When one questions shallowness among gay men, it’s almost impossible to not mention Grindr. It’s by far the shallowest place to be. You may find a diamond in the rough, but most of the men there are looking for simple, meaningless sex. And, perhaps, this is because Grindr transcends societies. In other words: It is used in countries that still criminalise homosexuality.
Unfortunately, the hook-up way of using Grindr bleeds into western culture. It’s not only seen in the discreet profiles, but even the ones who sport superficiality. Using the best angles, utilising the best pickup lines, showcasing abs and sharing specifications rather than their personal self. When they ask how you are at the beginning, it’s more a way of assessing their chances than really wanting to know. In the back of their minds, they hope you’ll just say “horny”.
But even I know that not all gay men are shallow – even on Grindr. I’ve met plenty of guys who want more than just sex. And, since the decriminalisation of homosexuality in the western world, same sex couples have grown significantly. But with our still-high chances of facing homophobia, even today, it makes sense why we find it hard to open ourselves up. Many of us gay men have built up protective walls to deflect bullying and rejection. And this defense acts as an unwanted offense against potential relationships.

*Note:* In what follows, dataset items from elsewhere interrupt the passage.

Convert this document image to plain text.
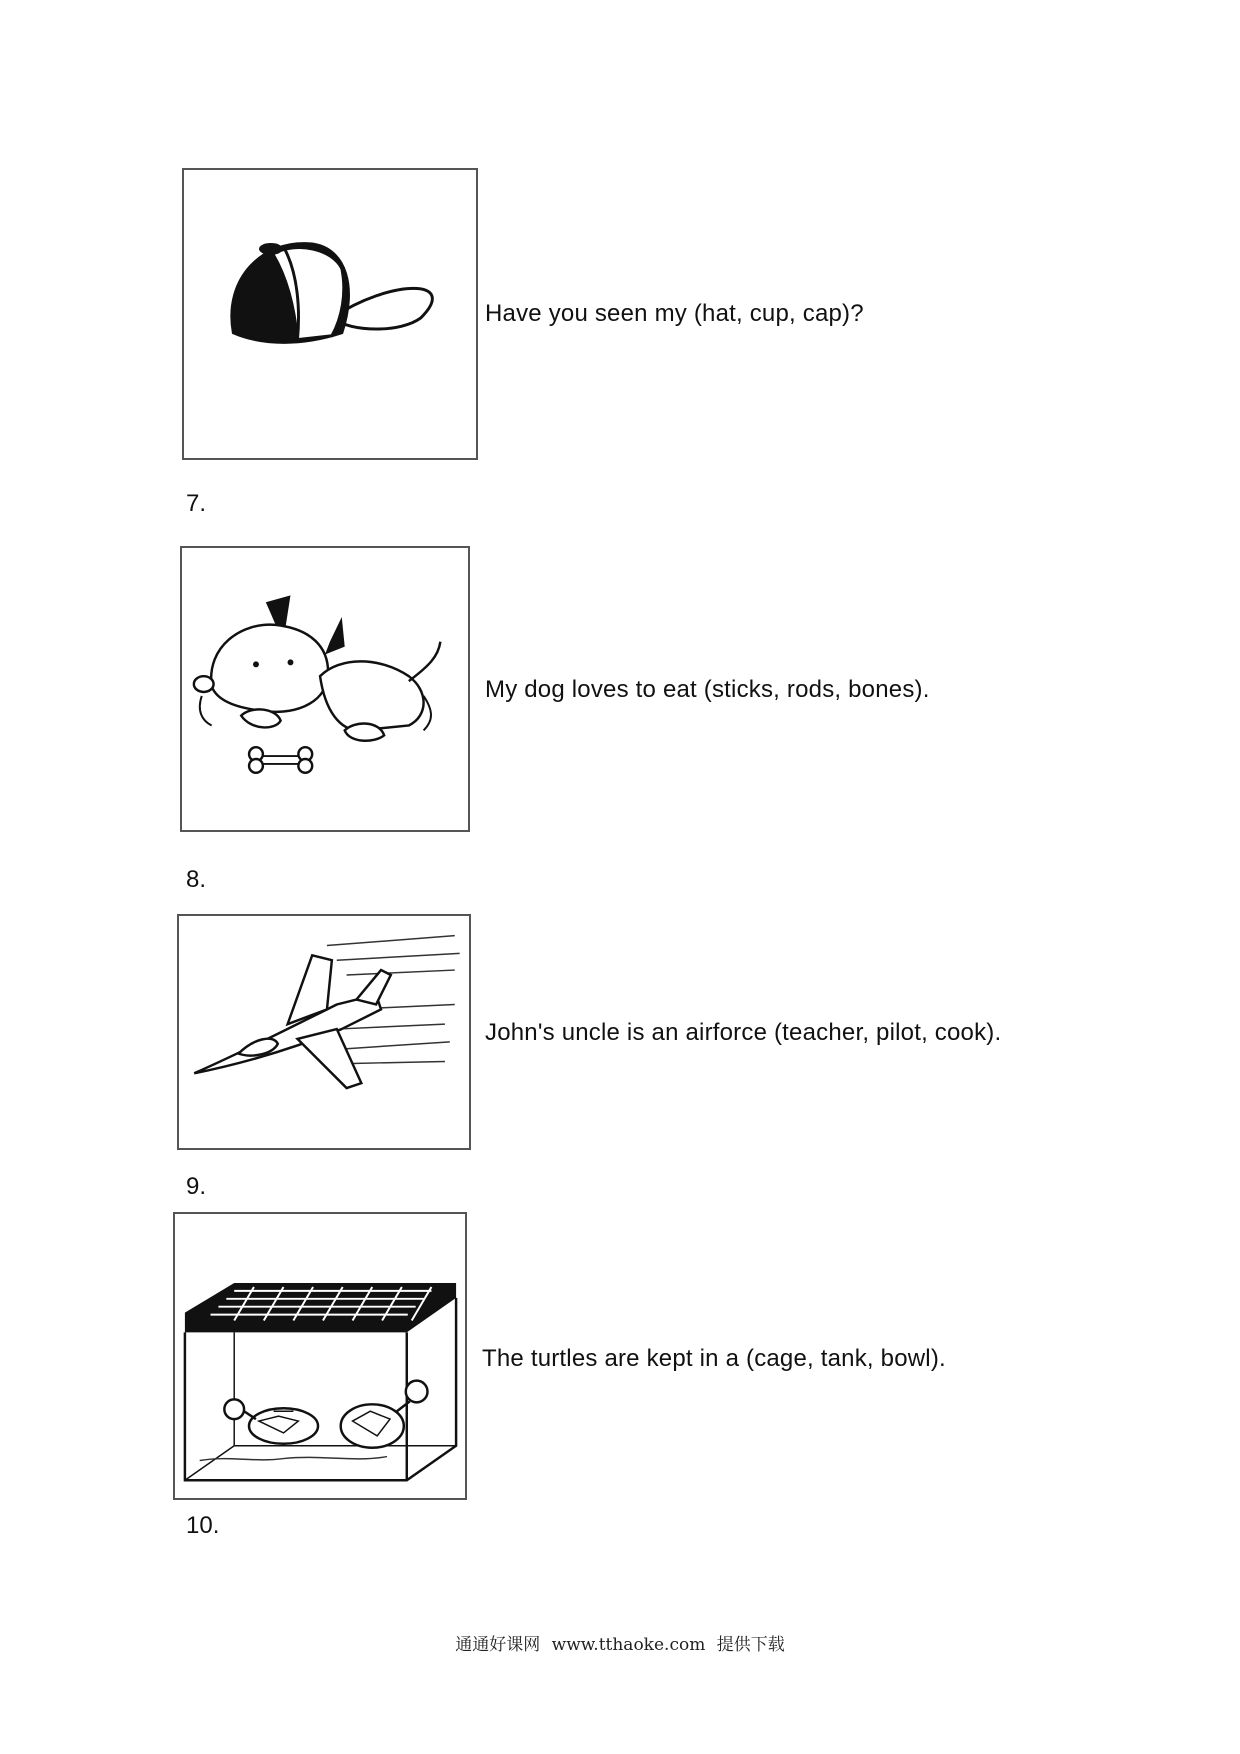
Have you seen my (hat, cup, cap)?
7.
My dog loves to eat (sticks, rods, bones).
8.
John's uncle is an airforce (teacher, pilot, cook).
9.
The turtles are kept in a (cage, tank, bowl).
10.
通通好课网 www.tthaoke.com 提供下载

This also comes from internalised homophobia, which is still running rampant today. When you feel disgust for yourself, thanks to the cruel words of society, it’s easy to not feel worthy of relationships. In fact, that’s one of the many myths of being gay: that gay men will not find meaningful relationships. When you tell yourself something over and over for long enough, it becomes truth – but only to you. And this can lead to seeking relationships purely to prove to ourselves (and the world) that we are worthy of love. But these relationships remain shallow because we’re not in it for them – the person we are supposed to be loving.

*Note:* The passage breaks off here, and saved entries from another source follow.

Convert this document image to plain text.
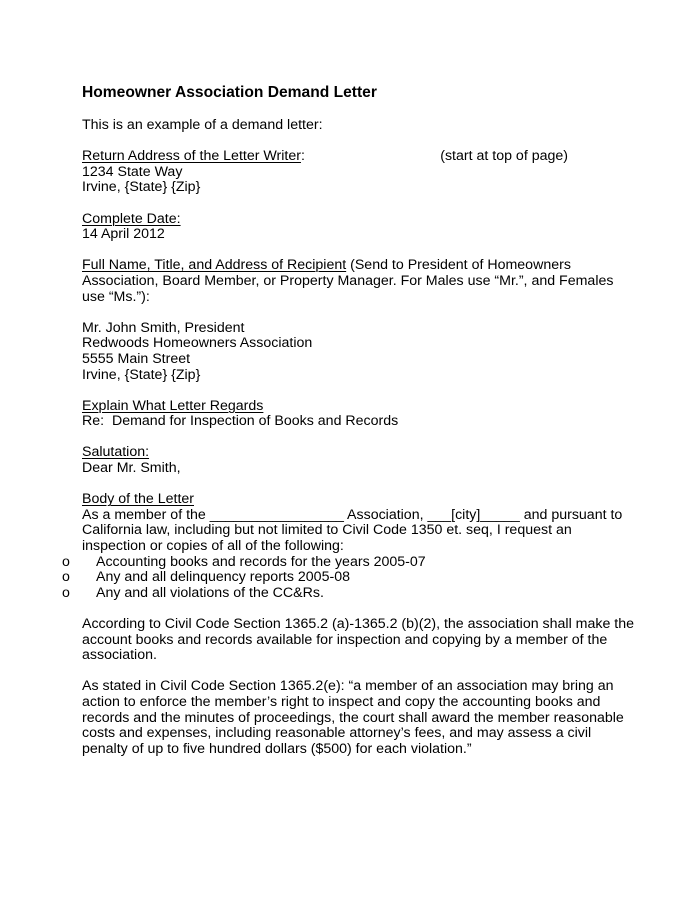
Homeowner Association Demand Letter

This is an example of a demand letter:

Return Address of the Letter Writer:	(start at top of page)

1234 State Way

Irvine, {State} {Zip}

Complete Date:

14 April 2012

Full Name, Title, and Address of Recipient (Send to President of Homeowners

Association, Board Member, or Property Manager. For Males use “Mr.”, and Females

use “Ms.”):

Mr. John Smith, President

Redwoods Homeowners Association

5555 Main Street

Irvine, {State} {Zip}

Explain What Letter Regards

Re:  Demand for Inspection of Books and Records

Salutation:

Dear Mr. Smith,

Body of the Letter

As a member of the _________________ Association, ___[city]_____ and pursuant to

California law, including but not limited to Civil Code 1350 et. seq, I request an

inspection or copies of all of the following:

o Accounting books and records for the years 2005-07
o Any and all delinquency reports 2005-08
o Any and all violations of the CC&Rs.

According to Civil Code Section 1365.2 (a)-1365.2 (b)(2), the association shall make the

account books and records available for inspection and copying by a member of the

association.

As stated in Civil Code Section 1365.2(e): “a member of an association may bring an

action to enforce the member’s right to inspect and copy the accounting books and

records and the minutes of proceedings, the court shall award the member reasonable

costs and expenses, including reasonable attorney’s fees, and may assess a civil

penalty of up to five hundred dollars ($500) for each violation.”
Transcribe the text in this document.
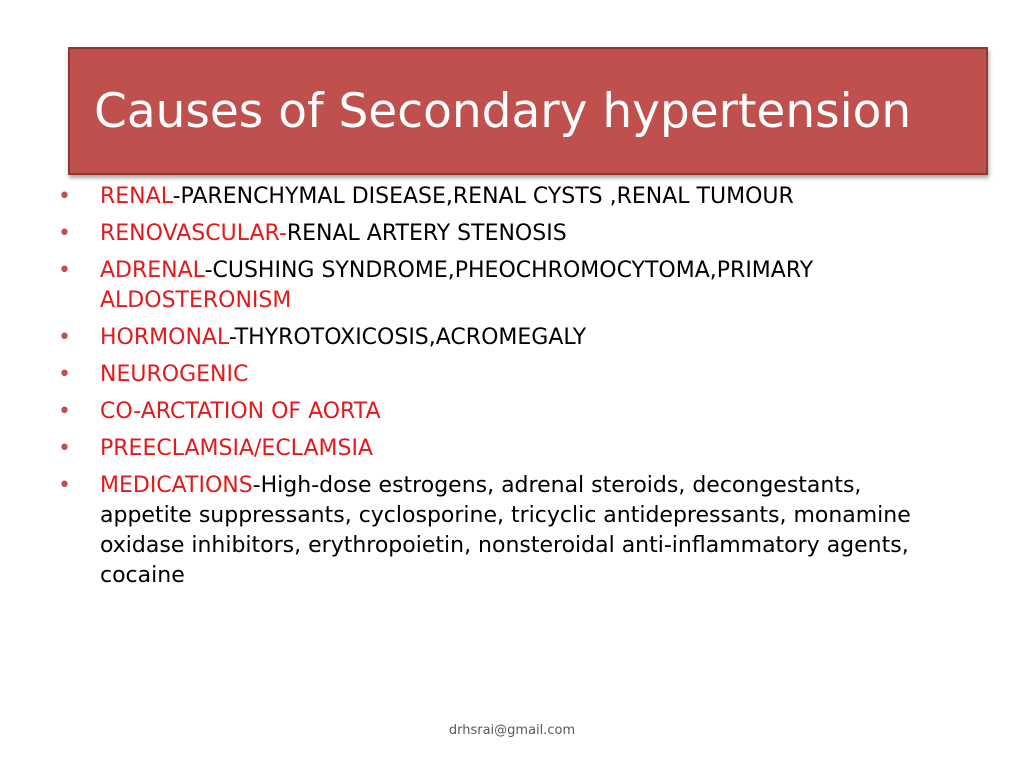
Causes of Secondary hypertension
• RENAL-PARENCHYMAL DISEASE,RENAL CYSTS ,RENAL TUMOUR
• RENOVASCULAR-RENAL ARTERY STENOSIS
• ADRENAL-CUSHING SYNDROME,PHEOCHROMOCYTOMA,PRIMARY ALDOSTERONISM
• HORMONAL-THYROTOXICOSIS,ACROMEGALY
• NEUROGENIC
• CO-ARCTATION OF AORTA
• PREECLAMSIA/ECLAMSIA
• MEDICATIONS-High-dose estrogens, adrenal steroids, decongestants, appetite suppressants, cyclosporine, tricyclic antidepressants, monamine oxidase inhibitors, erythropoietin, nonsteroidal anti-inflammatory agents, cocaine
drhsrai@gmail.com
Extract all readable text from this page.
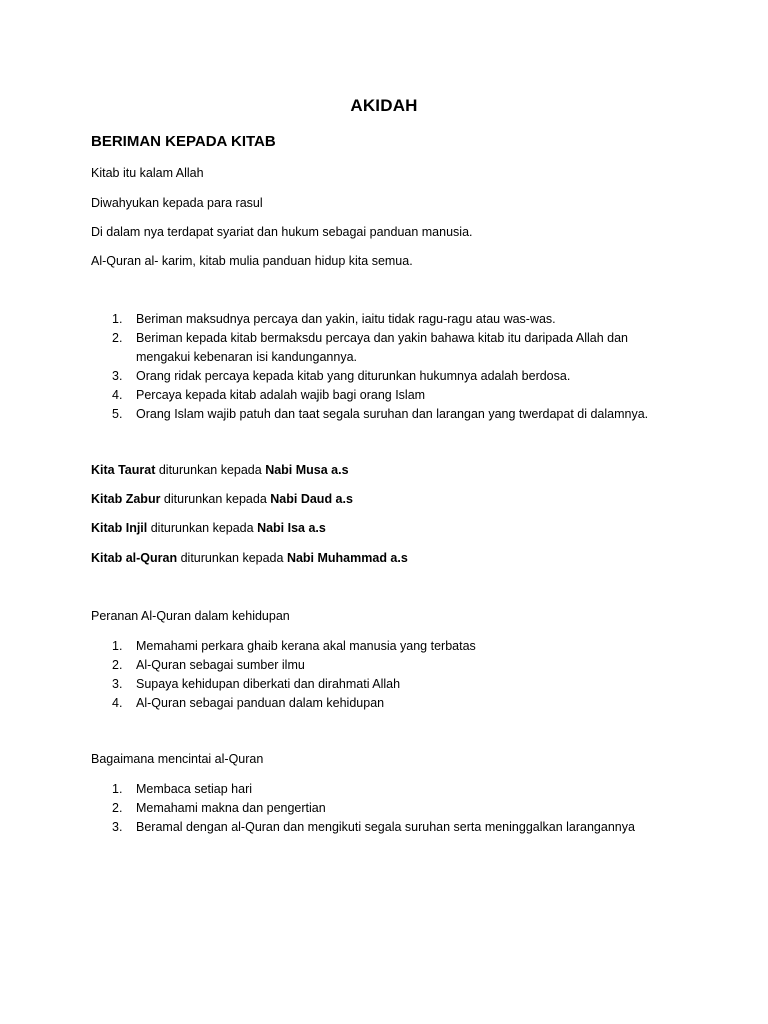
AKIDAH
BERIMAN KEPADA KITAB
Kitab itu kalam Allah
Diwahyukan kepada para rasul
Di dalam nya terdapat syariat dan hukum sebagai panduan manusia.
Al-Quran al- karim, kitab mulia panduan hidup kita semua.
1. Beriman maksudnya percaya dan yakin, iaitu tidak ragu-ragu atau was-was.
2. Beriman kepada kitab bermaksdu percaya dan yakin bahawa kitab itu daripada Allah dan
mengakui kebenaran isi kandungannya.
3. Orang ridak percaya kepada kitab yang diturunkan hukumnya adalah berdosa.
4. Percaya kepada kitab adalah wajib bagi orang Islam
5. Orang Islam wajib patuh dan taat segala suruhan dan larangan yang twerdapat di dalamnya.
Kita Taurat diturunkan kepada Nabi Musa a.s
Kitab Zabur diturunkan kepada Nabi Daud a.s
Kitab Injil diturunkan kepada Nabi Isa a.s
Kitab al-Quran diturunkan kepada Nabi Muhammad a.s
Peranan Al-Quran dalam kehidupan
1. Memahami perkara ghaib kerana akal manusia yang terbatas
2. Al-Quran sebagai sumber ilmu
3. Supaya kehidupan diberkati dan dirahmati Allah
4. Al-Quran sebagai panduan dalam kehidupan
Bagaimana mencintai al-Quran
1. Membaca setiap hari
2. Memahami makna dan pengertian
3. Beramal dengan al-Quran dan mengikuti segala suruhan serta meninggalkan larangannya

But perhaps the most prominent reason why gay men are still shallow is because finding gay relationships is not as easy for us. We could download other apps that are more focused on finding long-term love, like eHarmony, but the pool is limited. And it’s not like we could hit on every man we meet in public. How do we know if they are gay? Or, at least, not homophobic?
The only thing we are good at is giving suggestive glances to ascertain possible homosexuality, but that comes from centuries of discreet hookups. And suggestive glances don’t usually lead to love. So our only best bet is through friends. But if we’re always going to be told to date a gay guy just because he’s gay, the hope is low.
As I’ve noted, being shallow in the gay community is a defense mechanism for all the homophobia we’ve endured through the centuries. It’s going to take a while to dismantle all those walls we’ve built. But there are already so many out there who have done just that, which brings me hope that even I might find love in the near future.
To stop being shallow, one must learn to go deep. This means putting ourselves at risk of drowning in heartbreak. It sucks to have your heart broken, I am sure of this, but life is more about the journey than the destinations we seek.
If we spent our whole lives fearing all the situations we may face, we’d never get out of bed.